(Photo by Harry Dempster/Express/Getty Images)

by Dino-Ray Ramos | Deadline Hollywood

Celebrated stand-up comedian and civil rights activist Dick Gregory died today in Washington at the age of 84. The trailblazing figure was hospitalized earlier this month from a yet-to-be-announced medical condition. His official Instagram account announced his death today saying more details will be released soon. Before he died, Gregory was still actively touring and had engagements set up for the forthcoming weeks.

A native of St. Louis, Missouri, Gregory got his start as a stand-up comedian after serving in the military during the mid 1950s. He moved to Chicago to perform comedy professionally and would become part of a new generation of black comedians that included Nipsey Russell, Bill Cosby, and Godfrey Cambridge. In 1958, he opened a night club called the Apex Club. The club eventually closed and a year later he worked as the masters of ceremonies at the Roberts Shaw Club.

With his satirical and audacious comedy style, he continuously pushed the envelope with his material and performed primarily in small black-owned clubs while working as a postal worker. While performing at the Roberts Shaw Club in 1961, he caught the eye of Hugh Hefner. It was then when he received his big break and landed a gig at the Playboy Club in downtown Chicago. He would soon become one of the first black comedians to gain acclaim for performing for white audiences.

Gregory was invited to perform on The Tonight Starring Jack Paar — but he responded to the invite by saying he wouldn’t go on unless he was able to sit on the couch after his routine. He became the first black performer invited to sit and talk with the host on air after his performance.

In 1964, he penned a book titled Nigger which was one of many books he would write. The autobiography followed his impoverished childhood and the racism he experienced. He also went on to appear in his first feature, Sweet Love, Bitter, a story based on the life of Charlie “Bird” Parker.

In addition to being a controversial stand-up comedian at the time, Gregory was very active in the civil rights movement.

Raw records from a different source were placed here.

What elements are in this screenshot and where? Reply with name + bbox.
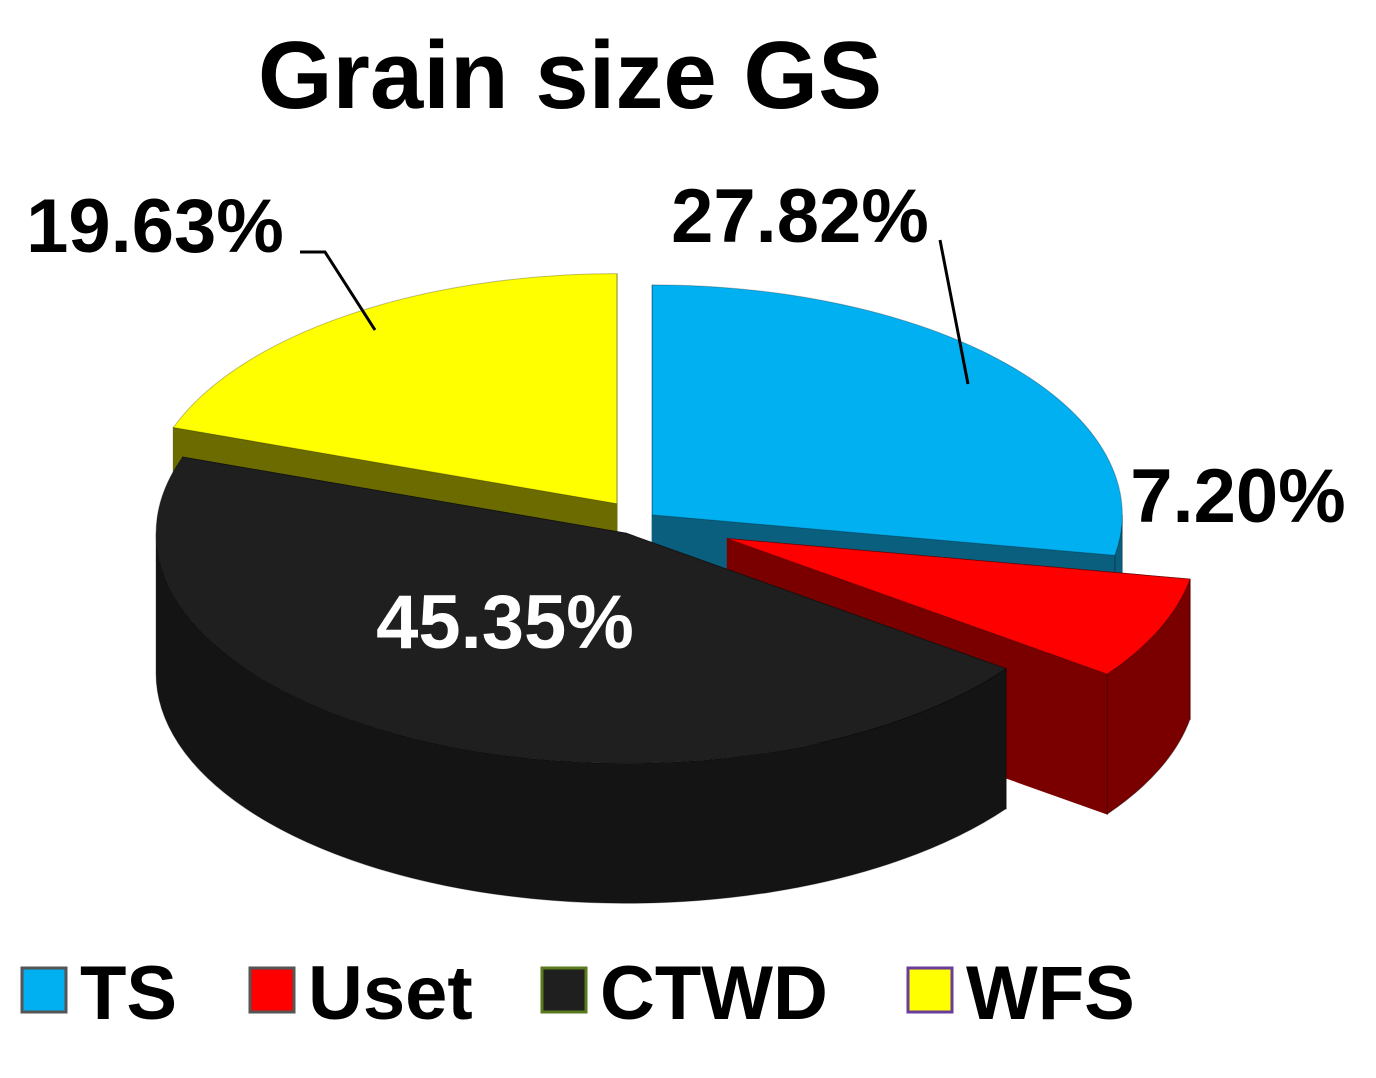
legend-swatch-ctwd	[540, 966, 588, 1014]
slice-top-uset	[727, 538, 1191, 675]
leader-lines	[300, 239, 970, 385]
legend-item-uset: Uset	[248, 951, 473, 1036]
legend-label-uset: Uset	[308, 951, 473, 1036]
slice-top-wfs	[172, 273, 618, 505]
legend-swatch-uset	[248, 966, 296, 1014]
data-label-uset: 7.20%	[1130, 454, 1346, 539]
legend-label-ts: TS	[80, 951, 177, 1036]
legend-label-ctwd: CTWD	[600, 951, 828, 1036]
legend-swatch-ts	[20, 966, 68, 1014]
legend-label-wfs: WFS	[966, 951, 1135, 1036]
slice-top-ctwd	[155, 456, 1008, 764]
legend-swatch-wfs	[906, 966, 954, 1014]
chart-title: Grain size GS	[258, 22, 882, 129]
legend-item-wfs: WFS	[906, 951, 1135, 1036]
pie-slices	[155, 273, 1191, 904]
data-labels: 27.82% 7.20% 45.35% 19.63%	[26, 174, 1346, 665]
data-label-wfs: 19.63%	[26, 184, 284, 269]
leader-line-wfs	[300, 250, 377, 331]
pie-slice-ctwd	[155, 456, 1008, 904]
legend: TS Uset CTWD WFS	[20, 951, 1135, 1036]
legend-item-ctwd: CTWD	[540, 951, 828, 1036]
data-label-ctwd: 45.35%	[376, 580, 634, 665]
slice-side-uset	[1106, 579, 1191, 816]
legend-item-ts: TS	[20, 951, 177, 1036]
data-label-ts: 27.82%	[671, 174, 929, 259]
slice-top-ts	[651, 284, 1123, 556]
leader-line-ts	[938, 239, 970, 385]
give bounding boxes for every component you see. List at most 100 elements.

He was deeply involved in activism against the Vietnam War, economic reform, and anti-drug issues. He ran for mayor of Chicago in 1967 and lost against Richard J. Daley, but continued to be involved in electoral politics which included a run for president in 1968.

He used his fame as a comedian as a platform and became friends with Martin Luther King Jr. and Malcolm X. Medgar Evers invited him to speak a voter registration rally in Jackson, Mississippi. He also did work for the NAACP, marched in Selma and was shot during the 1965 Watts riots.

His activism resonated well into the 21st century. In 2013, he was featured in a Fantagraphics book by Pat Thomas entitled Listen, Whitey: The Sights and Sounds of Black Power 1965–1975, which included the political recordings of the Civil Rights era such as Jesse Jackson, Huey P. Newton, Langston Hughes, and Jesse Jackson. Gregory’s comedic performances were relevant and political and served as groundbreaking social commentary of the time. He would often post on social media to not only continue his comedy hustle, but also his activism. In one specific post, he goes on to talk about his experience in the civil rights movement and how it still rings true today, saying “While so many go out and protest the small evils, the big evils are ever present and welcomed into our homes. From the top to bottom of my heart I say #staywoke”.

He was ranked number 82 on Comedy Central’s list of the 100 Greatest Stand-ups. He was a guest on many radio shows and appeared in Vernon Chatman and John Lee absurdist comedy variety show Wonder Showzen. He also appeared in episodes of Reno 911! and the movie The Hot Chick. In 2016, Emmy-winning Scandal actor Joe Morton played Gregory in the off-Broadway play Turn Me Loose which was produced by John Legend.

Gregory was married to his wife Lillian, who he wed in 1959. They had 11 children together.